Und nachdem ihnen der Herr das Wort: „Friede euch!“ zugerufen hatte, zeigte Er ihnen seine Hände und seine Seite. Wie treffend! Er will sie verstehen lassen, dass Er ihnen darum jenes Wort zurufen konnte, weil Er für sie am Kreuz gestorben war. Der Friede war gemacht; aber dieses hatte Ihn das Leben gekostet. Das mussten sie verstehen und in ihren Herzen erwägen.
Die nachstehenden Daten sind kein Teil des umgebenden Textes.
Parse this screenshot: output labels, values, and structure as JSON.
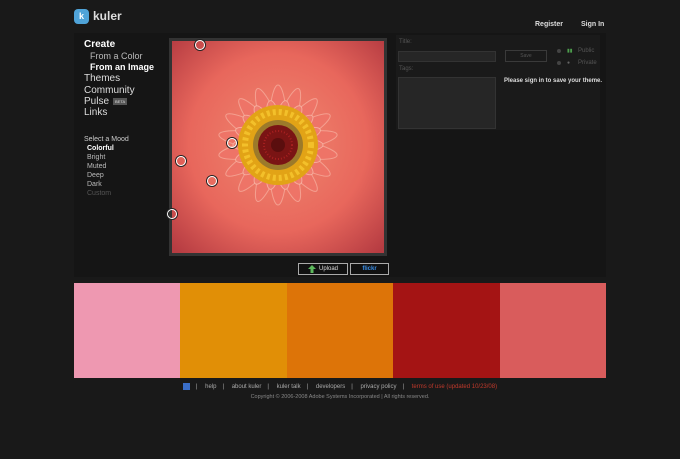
{
  "app": {
    "name": "kuler",
    "logo_glyph": "k"
  },
  "header": {
    "register": "Register",
    "signin": "Sign In"
  },
  "nav": {
    "create": "Create",
    "from_color": "From a Color",
    "from_image": "From an Image",
    "themes": "Themes",
    "community": "Community",
    "pulse": "Pulse",
    "pulse_badge": "BETA",
    "links": "Links"
  },
  "mood": {
    "title": "Select a Mood",
    "options": [
      "Colorful",
      "Bright",
      "Muted",
      "Deep",
      "Dark",
      "Custom"
    ],
    "selected": "Colorful"
  },
  "image_tools": {
    "upload": "Upload",
    "flickr": "flickr"
  },
  "theme_form": {
    "title_label": "Title:",
    "tags_label": "Tags:",
    "save_label": "Save",
    "public_label": "Public",
    "private_label": "Private",
    "signin_message": "Please sign in to save your theme."
  },
  "swatches": [
    "#ee98b1",
    "#e18f06",
    "#dd7408",
    "#a41414",
    "#d95c5c"
  ],
  "footer": {
    "links": [
      "help",
      "about kuler",
      "kuler talk",
      "developers",
      "privacy policy"
    ],
    "terms": "terms of use (updated 10/23/08)",
    "copyright": "Copyright © 2006-2008 Adobe Systems Incorporated | All rights reserved."
  },
  "colors": {
    "background": "#191919",
    "terms_red": "#c0392b",
    "logo_blue": "#4fa3d8"
  }
}
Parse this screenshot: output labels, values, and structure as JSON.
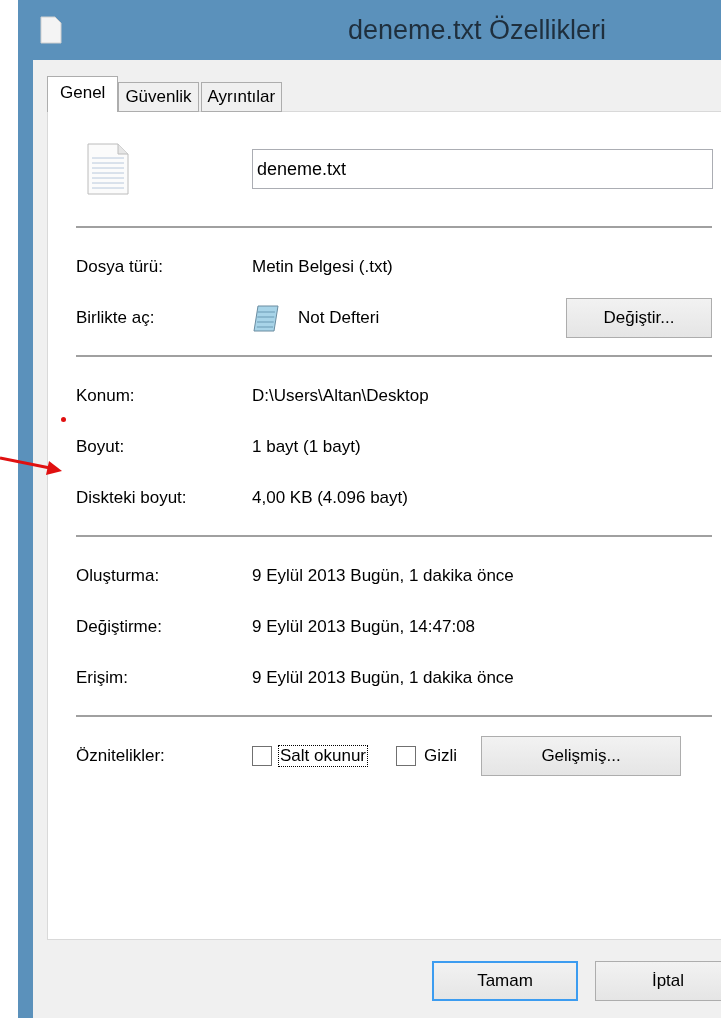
{
  "window": {
    "title": "deneme.txt Özellikleri"
  },
  "tabs": [
    {
      "label": "Genel",
      "selected": true
    },
    {
      "label": "Güvenlik",
      "selected": false
    },
    {
      "label": "Ayrıntılar",
      "selected": false
    }
  ],
  "file_name": {
    "value": "deneme.txt"
  },
  "sections": [
    [
      {
        "label": "Dosya türü:",
        "value": "Metin Belgesi (.txt)",
        "kind": "text"
      },
      {
        "label": "Birlikte aç:",
        "value": "Not Defteri",
        "kind": "app",
        "button": "Değiştir..."
      }
    ],
    [
      {
        "label": "Konum:",
        "value": "D:\\Users\\Altan\\Desktop",
        "kind": "text"
      },
      {
        "label": "Boyut:",
        "value": "1 bayt (1 bayt)",
        "kind": "text"
      },
      {
        "label": "Diskteki boyut:",
        "value": "4,00 KB (4.096 bayt)",
        "kind": "text"
      }
    ],
    [
      {
        "label": "Oluşturma:",
        "value": "9 Eylül 2013 Bugün, 1 dakika önce",
        "kind": "text"
      },
      {
        "label": "Değiştirme:",
        "value": "9 Eylül 2013 Bugün, 14:47:08",
        "kind": "text"
      },
      {
        "label": "Erişim:",
        "value": "9 Eylül 2013 Bugün, 1 dakika önce",
        "kind": "text"
      }
    ]
  ],
  "attributes": {
    "label": "Öznitelikler:",
    "checkboxes": [
      {
        "label": "Salt okunur",
        "checked": false,
        "focused": true
      },
      {
        "label": "Gizli",
        "checked": false,
        "focused": false
      }
    ],
    "button": "Gelişmiş..."
  },
  "buttons": [
    {
      "label": "Tamam",
      "default": true
    },
    {
      "label": "İptal",
      "default": false
    }
  ]
}
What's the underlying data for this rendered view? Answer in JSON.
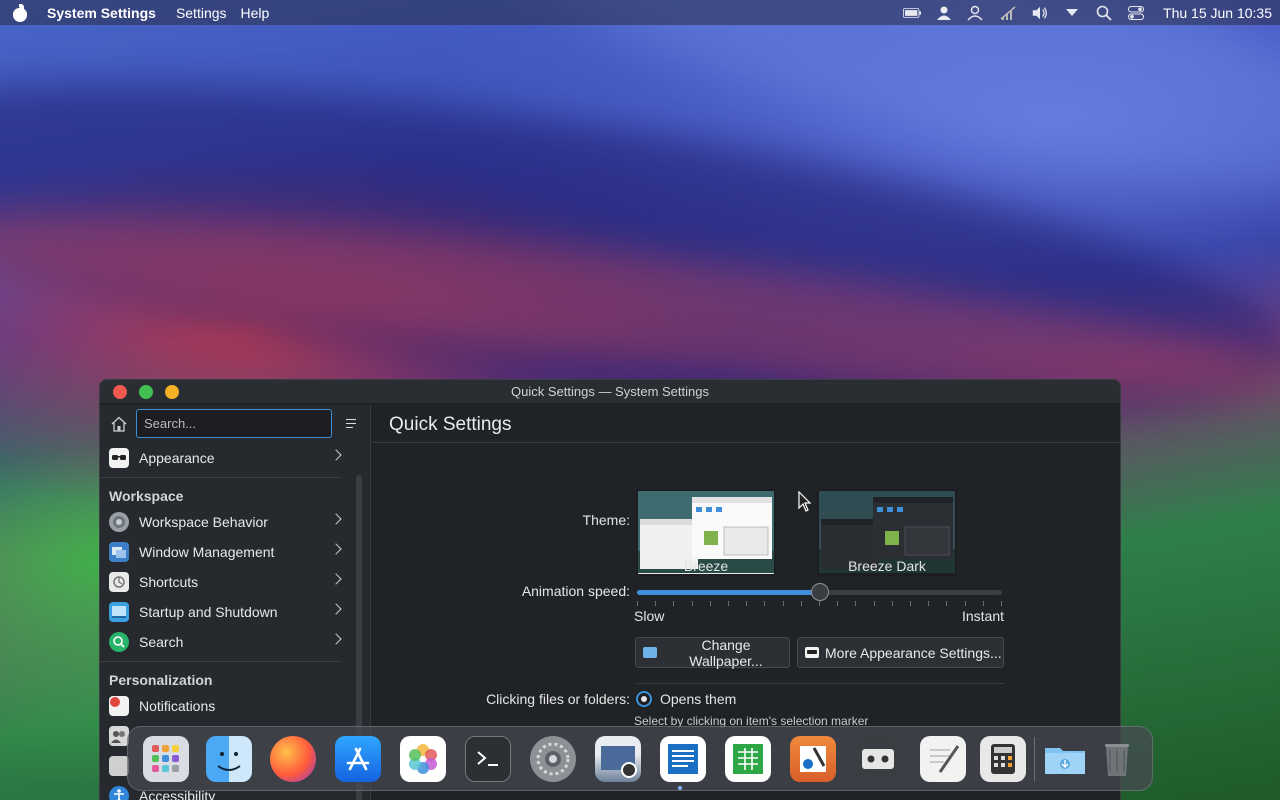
{
  "menubar": {
    "app_name": "System Settings",
    "menus": [
      "Settings",
      "Help"
    ],
    "clock": "Thu 15 Jun 10:35",
    "tray_icons": [
      "battery-icon",
      "user-icon",
      "user-switch-icon",
      "network-muted-icon",
      "volume-icon",
      "dropdown-icon",
      "search-icon",
      "control-center-icon"
    ]
  },
  "window": {
    "title": "Quick Settings — System Settings",
    "search_placeholder": "Search...",
    "sidebar": {
      "top_items": [
        {
          "label": "Appearance",
          "icon": "appearance-icon"
        }
      ],
      "workspace_label": "Workspace",
      "workspace_items": [
        {
          "label": "Workspace Behavior",
          "icon": "workspace-behavior-icon"
        },
        {
          "label": "Window Management",
          "icon": "window-management-icon"
        },
        {
          "label": "Shortcuts",
          "icon": "shortcuts-icon"
        },
        {
          "label": "Startup and Shutdown",
          "icon": "startup-icon"
        },
        {
          "label": "Search",
          "icon": "search-icon"
        }
      ],
      "personalization_label": "Personalization",
      "personalization_items": [
        {
          "label": "Notifications",
          "icon": "notifications-icon"
        },
        {
          "label": "",
          "icon": "users-icon"
        },
        {
          "label": "",
          "icon": "regional-icon"
        },
        {
          "label": "Accessibility",
          "icon": "accessibility-icon"
        }
      ]
    },
    "main": {
      "heading": "Quick Settings",
      "theme_label": "Theme:",
      "themes": [
        "Breeze",
        "Breeze Dark"
      ],
      "animation_label": "Animation speed:",
      "animation_slow": "Slow",
      "animation_instant": "Instant",
      "animation_value": 0.5,
      "change_wallpaper": "Change Wallpaper...",
      "more_appearance": "More Appearance Settings...",
      "clicking_label": "Clicking files or folders:",
      "clicking_option": "Opens them",
      "clicking_hint": "Select by clicking on item's selection marker"
    }
  },
  "dock": {
    "apps": [
      "launchpad-icon",
      "finder-icon",
      "firefox-icon",
      "app-store-icon",
      "photos-icon",
      "terminal-icon",
      "system-settings-icon",
      "screenshot-icon",
      "writer-icon",
      "calc-icon",
      "draw-icon",
      "cassette-icon",
      "text-editor-icon",
      "calculator-icon",
      "downloads-folder-icon",
      "trash-icon"
    ]
  },
  "colors": {
    "accent": "#3d90d9",
    "close": "#ee5a52",
    "minimize": "#42c052",
    "maximize": "#f3b225"
  }
}
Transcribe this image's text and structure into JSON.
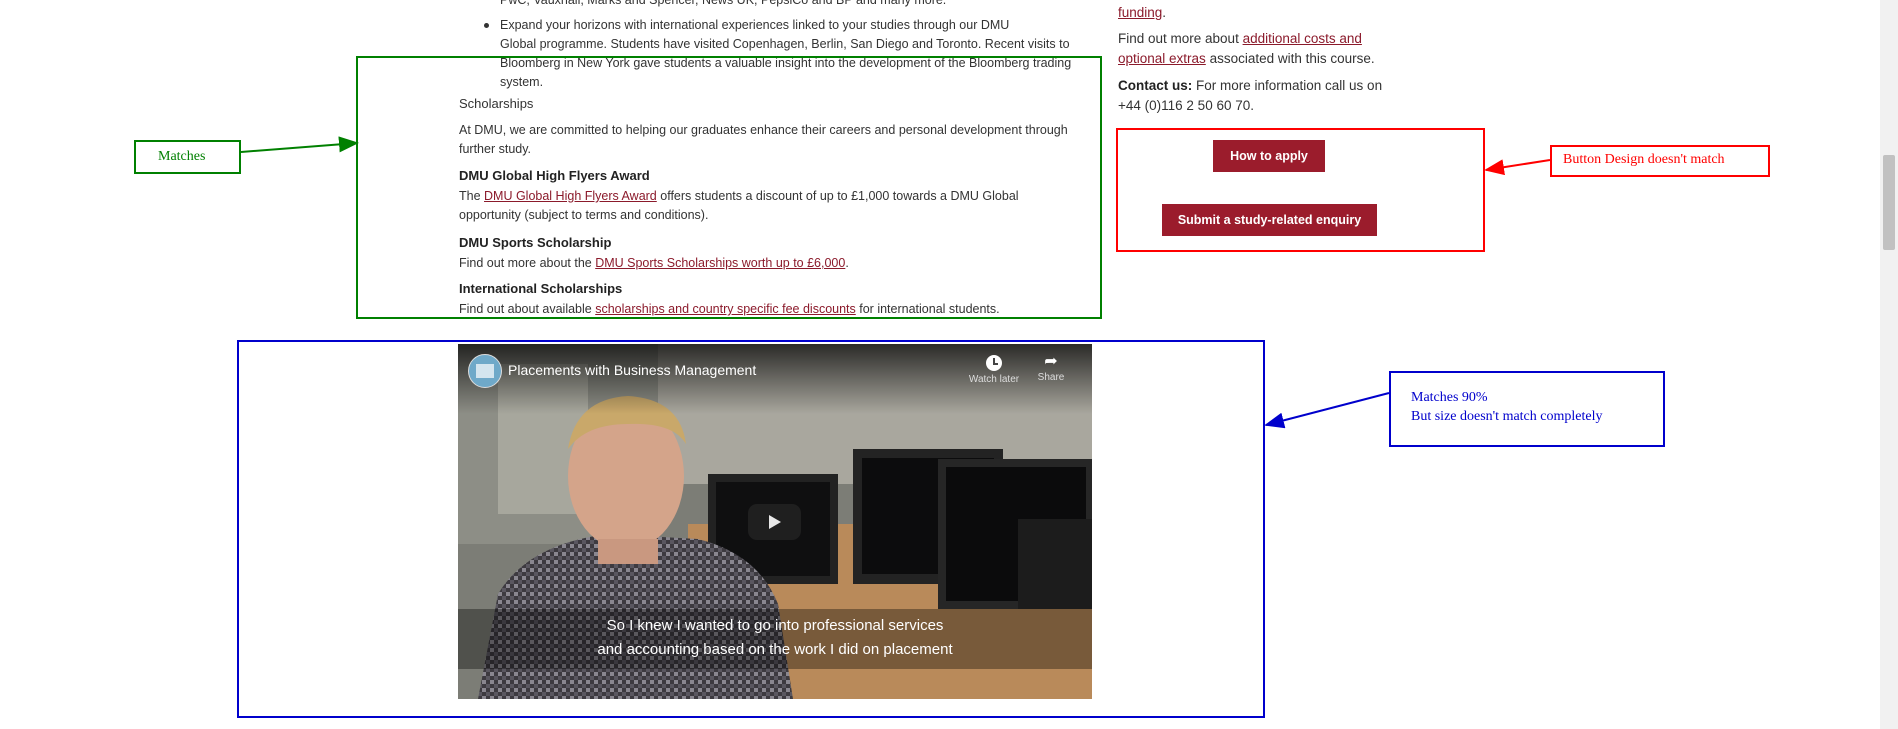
{
  "left_column": {
    "bullet_top_tail": "PwC, Vauxhall, Marks and Spencer, News UK, PepsiCo and BP and many more.",
    "bullet_global": [
      "Expand your horizons with international experiences linked to your studies through our DMU",
      "Global programme. Students have visited Copenhagen, Berlin, San Diego and Toronto. Recent visits to",
      "Bloomberg in New York gave students a valuable insight into the development of the Bloomberg trading",
      "system."
    ],
    "scholarships_heading": "Scholarships",
    "scholarships_intro": [
      "At DMU, we are committed to helping our graduates enhance their careers and personal development through",
      "further study."
    ],
    "high_flyers": {
      "heading": "DMU Global High Flyers Award",
      "line1_prefix": "The ",
      "line1_link": "DMU Global High Flyers Award",
      "line1_suffix": " offers students a discount of up to £1,000 towards a DMU Global",
      "line2": "opportunity (subject to terms and conditions)."
    },
    "sports": {
      "heading": "DMU Sports Scholarship",
      "prefix": "Find out more about the ",
      "link": "DMU Sports Scholarships worth up to £6,000",
      "suffix": "."
    },
    "international": {
      "heading": "International Scholarships",
      "prefix": "Find out about available ",
      "link": "scholarships and country specific fee discounts",
      "suffix": " for international students."
    }
  },
  "right_column": {
    "funding_link": "funding",
    "funding_suffix": ".",
    "costs_prefix": "Find out more about ",
    "costs_link_line1": "additional costs and",
    "costs_link_line2": "optional extras",
    "costs_suffix": " associated with this course.",
    "contact_label": "Contact us:",
    "contact_text": " For more information call us on",
    "contact_phone": "+44 (0)116 2 50 60 70.",
    "how_to_apply": "How to apply",
    "enquiry": "Submit a study-related enquiry"
  },
  "video": {
    "title": "Placements with Business Management",
    "watch_later": "Watch later",
    "share": "Share",
    "caption_line1": "So I knew I wanted to go into professional services",
    "caption_line2": "and accounting based on the work I did on placement"
  },
  "annotations": {
    "matches": "Matches",
    "button_mismatch": "Button Design doesn't match",
    "video_line1": "Matches 90%",
    "video_line2": "But size doesn't match completely"
  },
  "colors": {
    "brand_red": "#9b1c2c",
    "link": "#8b1a2b",
    "annot_green": "#008000",
    "annot_red": "#ff0000",
    "annot_blue": "#0000cc"
  }
}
Und, geliebte Brüder, tut er nicht dasselbe, wenn Er am ersten Wochentage in unserer Mitte erscheint? Sicher. Er hat uns seinen Tisch zubereitet; und hier sehen wir die Sinnbilder seines Leidens und Sterbens vor uns. „Das Brot, das wir brechen, ist es nicht die Gemeinschaft des Leibes des Christus? Der Kelch der Segnung, den wir segnen, ist er nicht die Gemeinschaft des Blutes des Christus?“ Ja, so wie der Herr persönlich in dem Kreis seiner Jünger erschien und ihnen die Zeichen in seinen Händen und seiner Seite zeigte, so tritt Er jetzt in unsere Mitte und zeigt uns in dem Brot und dem Kelch, dass Er für uns sein teures Leben hingegeben und sein kostbares Blut vergossen hat. Und dabei ruft Er uns zu: „Seht, alles habe ich für euch vollbracht; ich habe eure Sünden hinweggenommen; ich habe euch mit Gott versöhnt; – Friede euch!“ Also hat Er uns geliebt, dass Er sich für uns in den Tod des Kreuzes gab. Um uns den Frieden schenken zu können, war Er im Gericht. Um uns für ewig in die Gemeinschaft Gottes zu bringen, ward Er von Gott verlassen. Welch eine Sicherheit für unsere Herzen! Er, der das Werk vollbracht und Frieden gemacht hat, kommt selbst in unsere Mitte, um uns zu versichern, dass alles in Ordnung ist. Ja, nun brauchen wir nicht mehr zu zweifeln. Auch wir können voll Freude sein. Auch wir können Gott loben und preisen. Der auferstandene und verherrlichte Jesus erscheint in unserer Mitte, um uns die köstliche Versicherung zu geben, dass wir für ewig erlöst sind. Sein Name sei gelobt bis in alle Zeitalter.